Sugar and spice and all things nice

We have always known that our craving for salt, sugar, and fatty foods is a vestigial remnant of our evolution as a species. These were rare commodities that were needed to create life, and we binged on them when we found them to stock up on the good stuff. Our modern world gives us unlimited access to sugar and salt in deadly quantities, and our primeval cravings are giving us insulin resistance and obesity.


Today, it occurred to me that I might have missed an obvious connection. We are a social species, and the interaction between us is what sets us apart from our close simian relatives. In his book *Sapiens: A Brief History of Humankind*, Yuval Noah Harari writes about how our highly evolved social skills are what our civilization is built on. He argues that we are the only form of life that can scale the size of a group into the millions and still get big projects done. He expands this to include our ability to follow the abstract. We follow leaders who have died centuries ago, and we believe the ideas and concepts that were given to our forefathers, even though we have no personal interaction with the founders.

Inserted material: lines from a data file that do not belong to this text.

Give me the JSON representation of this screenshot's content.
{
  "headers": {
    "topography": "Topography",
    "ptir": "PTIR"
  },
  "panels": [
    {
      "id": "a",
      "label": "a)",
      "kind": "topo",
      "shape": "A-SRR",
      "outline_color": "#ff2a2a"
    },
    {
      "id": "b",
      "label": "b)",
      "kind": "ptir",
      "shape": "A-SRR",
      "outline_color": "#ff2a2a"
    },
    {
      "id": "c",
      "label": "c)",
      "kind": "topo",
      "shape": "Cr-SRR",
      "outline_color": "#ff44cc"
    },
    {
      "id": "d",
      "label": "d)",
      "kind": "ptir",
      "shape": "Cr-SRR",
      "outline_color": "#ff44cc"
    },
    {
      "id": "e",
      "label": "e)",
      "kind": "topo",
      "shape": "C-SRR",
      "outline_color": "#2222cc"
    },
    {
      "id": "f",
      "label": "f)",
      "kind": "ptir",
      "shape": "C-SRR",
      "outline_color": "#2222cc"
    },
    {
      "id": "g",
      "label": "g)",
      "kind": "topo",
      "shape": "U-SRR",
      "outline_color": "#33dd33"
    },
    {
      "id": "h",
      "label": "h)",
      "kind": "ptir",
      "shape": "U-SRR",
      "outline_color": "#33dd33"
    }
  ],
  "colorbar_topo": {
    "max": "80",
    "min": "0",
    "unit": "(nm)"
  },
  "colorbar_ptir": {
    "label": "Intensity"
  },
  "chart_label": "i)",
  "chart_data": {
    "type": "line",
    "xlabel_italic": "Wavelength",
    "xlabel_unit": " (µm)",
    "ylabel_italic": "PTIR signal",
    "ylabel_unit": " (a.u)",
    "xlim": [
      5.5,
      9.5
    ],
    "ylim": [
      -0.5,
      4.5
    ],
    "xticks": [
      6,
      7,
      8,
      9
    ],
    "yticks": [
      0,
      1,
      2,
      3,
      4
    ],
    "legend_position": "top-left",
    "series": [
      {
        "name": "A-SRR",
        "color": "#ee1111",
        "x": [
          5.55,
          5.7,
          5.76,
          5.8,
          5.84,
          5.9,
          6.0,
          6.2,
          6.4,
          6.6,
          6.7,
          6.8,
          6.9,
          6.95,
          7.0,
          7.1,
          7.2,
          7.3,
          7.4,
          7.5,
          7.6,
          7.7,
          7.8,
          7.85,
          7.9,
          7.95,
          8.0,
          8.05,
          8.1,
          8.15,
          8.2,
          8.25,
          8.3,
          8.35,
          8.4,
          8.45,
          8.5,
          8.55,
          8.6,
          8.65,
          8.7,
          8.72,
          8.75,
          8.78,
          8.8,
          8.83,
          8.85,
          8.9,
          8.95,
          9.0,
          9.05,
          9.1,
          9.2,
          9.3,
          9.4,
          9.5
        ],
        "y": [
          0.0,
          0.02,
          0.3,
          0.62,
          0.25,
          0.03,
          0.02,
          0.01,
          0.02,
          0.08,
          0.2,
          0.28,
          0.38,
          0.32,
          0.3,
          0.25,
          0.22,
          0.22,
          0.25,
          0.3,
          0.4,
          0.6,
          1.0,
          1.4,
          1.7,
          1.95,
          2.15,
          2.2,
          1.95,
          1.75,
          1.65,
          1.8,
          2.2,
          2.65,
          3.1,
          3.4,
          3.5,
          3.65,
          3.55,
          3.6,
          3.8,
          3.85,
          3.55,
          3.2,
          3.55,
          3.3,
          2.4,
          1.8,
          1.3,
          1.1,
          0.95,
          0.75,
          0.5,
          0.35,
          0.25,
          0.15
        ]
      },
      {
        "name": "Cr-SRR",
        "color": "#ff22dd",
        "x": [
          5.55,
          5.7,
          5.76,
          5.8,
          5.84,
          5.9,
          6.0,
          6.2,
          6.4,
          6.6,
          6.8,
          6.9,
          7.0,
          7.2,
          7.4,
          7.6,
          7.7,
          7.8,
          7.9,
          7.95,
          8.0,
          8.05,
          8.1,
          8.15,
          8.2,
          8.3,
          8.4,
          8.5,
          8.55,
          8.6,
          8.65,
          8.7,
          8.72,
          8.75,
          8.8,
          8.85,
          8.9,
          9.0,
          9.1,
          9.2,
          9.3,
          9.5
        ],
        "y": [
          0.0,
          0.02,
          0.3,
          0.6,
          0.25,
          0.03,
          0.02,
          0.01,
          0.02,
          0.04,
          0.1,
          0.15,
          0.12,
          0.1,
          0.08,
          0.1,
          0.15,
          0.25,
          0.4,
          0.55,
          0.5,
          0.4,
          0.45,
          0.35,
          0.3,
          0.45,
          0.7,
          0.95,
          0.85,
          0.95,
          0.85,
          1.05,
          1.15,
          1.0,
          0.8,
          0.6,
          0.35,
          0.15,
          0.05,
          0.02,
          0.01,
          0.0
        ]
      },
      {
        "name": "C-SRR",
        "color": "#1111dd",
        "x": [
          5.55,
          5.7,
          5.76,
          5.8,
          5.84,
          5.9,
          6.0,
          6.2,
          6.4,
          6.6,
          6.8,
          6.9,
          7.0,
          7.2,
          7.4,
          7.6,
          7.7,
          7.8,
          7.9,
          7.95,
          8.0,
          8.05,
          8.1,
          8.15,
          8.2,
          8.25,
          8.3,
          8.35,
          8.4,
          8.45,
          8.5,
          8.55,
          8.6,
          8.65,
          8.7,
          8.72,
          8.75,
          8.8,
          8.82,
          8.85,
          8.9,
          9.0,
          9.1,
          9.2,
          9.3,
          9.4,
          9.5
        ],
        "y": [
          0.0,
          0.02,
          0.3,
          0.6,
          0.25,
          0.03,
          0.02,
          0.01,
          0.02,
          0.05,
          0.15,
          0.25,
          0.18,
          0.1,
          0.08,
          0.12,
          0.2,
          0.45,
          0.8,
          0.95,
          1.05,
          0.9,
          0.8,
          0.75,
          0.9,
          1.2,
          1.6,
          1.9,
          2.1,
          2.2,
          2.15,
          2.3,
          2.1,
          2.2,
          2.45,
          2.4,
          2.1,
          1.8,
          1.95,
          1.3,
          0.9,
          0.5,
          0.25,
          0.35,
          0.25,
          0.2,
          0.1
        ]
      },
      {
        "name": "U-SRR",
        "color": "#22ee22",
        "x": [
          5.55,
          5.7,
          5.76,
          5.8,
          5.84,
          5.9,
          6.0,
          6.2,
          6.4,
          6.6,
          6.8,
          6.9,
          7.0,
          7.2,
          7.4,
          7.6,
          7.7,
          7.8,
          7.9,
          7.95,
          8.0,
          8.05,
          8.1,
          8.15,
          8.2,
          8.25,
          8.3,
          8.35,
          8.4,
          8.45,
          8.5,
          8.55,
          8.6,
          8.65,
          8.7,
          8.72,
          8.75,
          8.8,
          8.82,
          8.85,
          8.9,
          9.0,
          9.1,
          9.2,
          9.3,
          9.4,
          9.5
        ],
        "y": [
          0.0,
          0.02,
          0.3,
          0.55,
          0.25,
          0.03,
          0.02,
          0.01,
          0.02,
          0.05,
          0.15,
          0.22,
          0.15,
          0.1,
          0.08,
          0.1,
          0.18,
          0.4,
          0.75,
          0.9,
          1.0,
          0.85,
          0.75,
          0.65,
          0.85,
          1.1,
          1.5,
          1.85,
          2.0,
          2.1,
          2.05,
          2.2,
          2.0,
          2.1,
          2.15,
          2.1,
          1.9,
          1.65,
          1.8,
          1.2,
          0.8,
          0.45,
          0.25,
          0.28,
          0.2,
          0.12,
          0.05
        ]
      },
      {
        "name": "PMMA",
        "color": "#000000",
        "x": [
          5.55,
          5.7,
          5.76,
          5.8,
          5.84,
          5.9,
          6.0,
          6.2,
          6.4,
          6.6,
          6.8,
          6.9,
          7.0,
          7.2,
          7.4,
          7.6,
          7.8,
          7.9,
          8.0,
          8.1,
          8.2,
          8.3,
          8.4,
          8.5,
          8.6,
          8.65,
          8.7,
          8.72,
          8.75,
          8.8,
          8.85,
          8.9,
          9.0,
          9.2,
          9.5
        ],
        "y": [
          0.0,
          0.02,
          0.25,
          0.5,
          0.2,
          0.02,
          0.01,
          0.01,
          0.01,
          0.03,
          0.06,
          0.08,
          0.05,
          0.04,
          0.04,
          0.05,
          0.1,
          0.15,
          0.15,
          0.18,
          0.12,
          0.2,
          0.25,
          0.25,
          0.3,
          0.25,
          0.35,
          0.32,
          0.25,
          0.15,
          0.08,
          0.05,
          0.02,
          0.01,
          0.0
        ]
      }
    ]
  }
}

This is what makes us human. Our brains are wired for this interaction and positive reinforcement loops. When we do or say something that gets positive feedback, it reinforces that act. If we get our "arse kicked," we learn to act differently. We improve and become better humans based on the feedback we get from others. This is very important during our formative years and very difficult to reprogram in our adulthood. Even as adults, we are not beyond the reach of our design. We still live for praise and the adoration of our peers.

Social media feeds into our deepest fears and exploits our desire to be loved, funny, and connected. Like the salt and sugar example, what was once a fundamental requirement of our existence is now so freely available to us that it makes us sick.

This sickness is not the kind that can be diagnosed with a blood test or treated with insulin. It is a parasitic infection in our souls. The only way to protect ourselves from this is to identify the problem and understand that we are entirely unprepared for it. Nothing in our 50,000-year history has prepared us for this crisis. We are in fact defenseless against this new threat to our existence.

I am not going to advise everyone to limit their kids' screen time or throw out their devices. The genie is out of the bottle, and it's not going back in. The only way to the other side is to push on through. Once we see the threat to our civilization for what it is, it begins to lose some of its magical hold on us.

When we learn to assume that all posts are fake until proven true, we are on the right track. Each "like" must be seen for what it is: a gratuitous gesture that is given without any affection.

Once we face our demons, we who created the beast might find ways to tame the creature or at the very least clip its wings. My generation was exposed to technology after we were fully formed. The technology is clearly dangerous, but it might be too late for it to bend our perception too far off center. This is more than I can say for our children who don't know any world other than the one we find ourselves in.

Just saying. Be careful. 

See the real dangers for what they really are, and you might not be afraid of everything that goes bump in the night.